The diaries and letters of Beattie, Mrs. Delany, Miss Burney, and Miss More are strewn with references to this fashionable meal. In the spring of 1774, Walpole professes himself frightened at the inundation of them coming on.[177] A favourite diversion at these matutinal parties, as at entertainments later in the day, was the declamation of Thomas Sheridan (who would repeat Gray’s Elegy, Dryden’s Ode, and ‘everything that everybody could say by heart’[178]), the French readings of Tessier, the tragic recitations of Tighe (who expected his auditors to swoon from emotion), and, occasionally, bits of recitation or acting by Garrick. Sheridan gave so many of these literary breakfasts that Mrs. Boscawen suspected that he received money for them.[179] At times such functions were more or less public, and were held in the Haymarket, at Vauxhall, or at Bath, in the Assembly Rooms.

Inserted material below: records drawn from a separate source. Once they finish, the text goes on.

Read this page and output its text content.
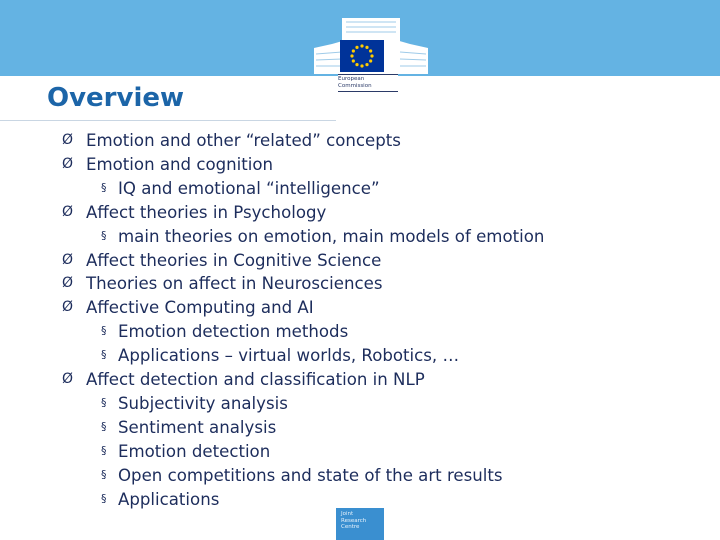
European
Commission
Overview
Ø Emotion and other “related” concepts
Ø Emotion and cognition
§ IQ and emotional “intelligence”
Ø Affect theories in Psychology
§ main theories on emotion, main models of emotion
Ø Affect theories in Cognitive Science
Ø Theories on affect in Neurosciences
Ø Affective Computing and AI
§ Emotion detection methods
§ Applications – virtual worlds, Robotics, …
Ø Affect detection and classification in NLP
§ Subjectivity analysis
§ Sentiment analysis
§ Emotion detection
§ Open competitions and state of the art results
§ Applications
Joint
Research
Centre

The receptions of the later afternoon and evening are of a less definite character. Beattie describes a gathering at Mrs. Montagu’s as ‘an assembly or conversation or rout.’[180] The entertainment was of wide scope, as in Italian and French drawing-rooms, and might include dancing, card-playing, and literary readings, as well as conversation.[181] In this work we are concerned only with the literary aspect of these parties; the origin and the more serious results of the London salon are discussed elsewhere, so that the rest of this chapter may be devoted to a consideration of the means adopted for shining in conversation at these parties, and the attempt to connect such assemblies directly with the production of poetry.